Ditto for 1910s and '20s frame houses without garages or air conditioning. Even if the houses were modern, we'd still lack the young, mobile population to fill them.

The Mon-Yough area never had a "housing bubble" because for the last 30 years, people have been dying faster than they could get sub-prime mortgages.

. . .

Now, if I had the answer for how to get people to move back to Western Pennsylvania and repopulate the Mon Valley, well, hell, I wouldn't be writing this.

From where I sit, fixing up Kelly Park isn't a bad idea, and as far as returning two-way traffic to Fifth Avenue between Coursin and Market --- why not?

Yes, Fifth Avenue is narrow. There also aren't any people using it. Most weekdays you can lie down in Fifth Avenue at 12 noon and take a nap. If restoring two-way traffic encourages someone to use the street --- or, God forbid, open a business --- it's a fine idea.

There are plenty of things to complain about in the city of McKeesport and the surrounding communities. But a couple of projects which may make a few areas more attractive (at no direct cost to local taxpayers) aren't among them.

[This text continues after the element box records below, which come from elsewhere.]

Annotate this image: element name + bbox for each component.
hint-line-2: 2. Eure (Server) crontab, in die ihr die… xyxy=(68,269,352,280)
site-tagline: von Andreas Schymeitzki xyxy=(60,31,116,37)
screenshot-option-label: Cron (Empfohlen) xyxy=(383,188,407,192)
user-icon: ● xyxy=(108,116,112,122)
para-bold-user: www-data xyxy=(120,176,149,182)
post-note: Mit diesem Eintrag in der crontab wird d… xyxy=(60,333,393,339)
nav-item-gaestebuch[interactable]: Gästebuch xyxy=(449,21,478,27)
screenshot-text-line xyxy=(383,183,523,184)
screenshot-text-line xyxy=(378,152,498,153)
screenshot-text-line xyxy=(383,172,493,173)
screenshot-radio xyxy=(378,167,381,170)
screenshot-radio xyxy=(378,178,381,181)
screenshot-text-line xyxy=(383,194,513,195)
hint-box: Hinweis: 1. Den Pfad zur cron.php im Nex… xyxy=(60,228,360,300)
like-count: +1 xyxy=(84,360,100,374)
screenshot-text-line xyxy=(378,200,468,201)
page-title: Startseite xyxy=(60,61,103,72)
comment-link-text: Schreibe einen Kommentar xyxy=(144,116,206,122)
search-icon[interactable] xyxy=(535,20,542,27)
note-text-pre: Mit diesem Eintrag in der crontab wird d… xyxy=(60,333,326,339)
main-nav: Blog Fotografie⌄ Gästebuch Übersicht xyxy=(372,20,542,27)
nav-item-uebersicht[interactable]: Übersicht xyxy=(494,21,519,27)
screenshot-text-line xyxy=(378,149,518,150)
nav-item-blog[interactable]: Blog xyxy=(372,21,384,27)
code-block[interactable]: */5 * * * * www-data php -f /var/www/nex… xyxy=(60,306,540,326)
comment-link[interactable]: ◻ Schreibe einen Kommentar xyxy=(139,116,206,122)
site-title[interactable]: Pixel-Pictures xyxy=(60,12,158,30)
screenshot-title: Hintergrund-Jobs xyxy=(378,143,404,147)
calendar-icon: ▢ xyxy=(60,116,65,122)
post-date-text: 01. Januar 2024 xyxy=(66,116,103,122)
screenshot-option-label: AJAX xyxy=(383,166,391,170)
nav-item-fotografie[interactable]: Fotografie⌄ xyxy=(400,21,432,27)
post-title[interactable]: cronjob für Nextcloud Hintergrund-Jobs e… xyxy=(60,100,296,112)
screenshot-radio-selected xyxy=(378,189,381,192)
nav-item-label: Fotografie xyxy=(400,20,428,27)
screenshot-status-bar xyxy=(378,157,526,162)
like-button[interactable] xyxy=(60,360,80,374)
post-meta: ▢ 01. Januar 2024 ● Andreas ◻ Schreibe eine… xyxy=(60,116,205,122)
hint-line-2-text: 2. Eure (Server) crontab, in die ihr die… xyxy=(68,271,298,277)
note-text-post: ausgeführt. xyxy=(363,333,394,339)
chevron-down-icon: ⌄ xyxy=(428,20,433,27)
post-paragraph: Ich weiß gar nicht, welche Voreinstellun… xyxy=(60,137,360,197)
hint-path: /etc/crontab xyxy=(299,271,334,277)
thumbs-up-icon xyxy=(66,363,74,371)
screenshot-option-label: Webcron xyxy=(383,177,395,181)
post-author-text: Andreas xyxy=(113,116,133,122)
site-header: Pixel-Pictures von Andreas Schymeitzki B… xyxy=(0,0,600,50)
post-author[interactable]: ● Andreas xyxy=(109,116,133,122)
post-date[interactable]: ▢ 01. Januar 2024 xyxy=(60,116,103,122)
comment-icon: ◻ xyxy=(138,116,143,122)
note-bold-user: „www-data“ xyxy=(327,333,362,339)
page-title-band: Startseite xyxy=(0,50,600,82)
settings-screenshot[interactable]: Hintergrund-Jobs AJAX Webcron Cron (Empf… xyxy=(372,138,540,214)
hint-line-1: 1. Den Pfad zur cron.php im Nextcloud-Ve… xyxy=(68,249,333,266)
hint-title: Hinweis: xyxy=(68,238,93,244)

Your Comments are Welcome!

Thank you for your insightful comments about the blight in the Mon-Yuk Valley. How about we form a group of concerned citzens and local leaders to pow-wow about how to fix the problems? First – how about we ask the building owners if they want their buildings torn down? Some of them may not know where to start. Then we can figure out how to “git er done!” Maybe it could be a project for the local high schools or the Greater Allegheny campus of Penn State ! I suggest inviting Dan the man Onerato to get involved with something productive other than political posturing for governor! Any more word on EchoStar closing?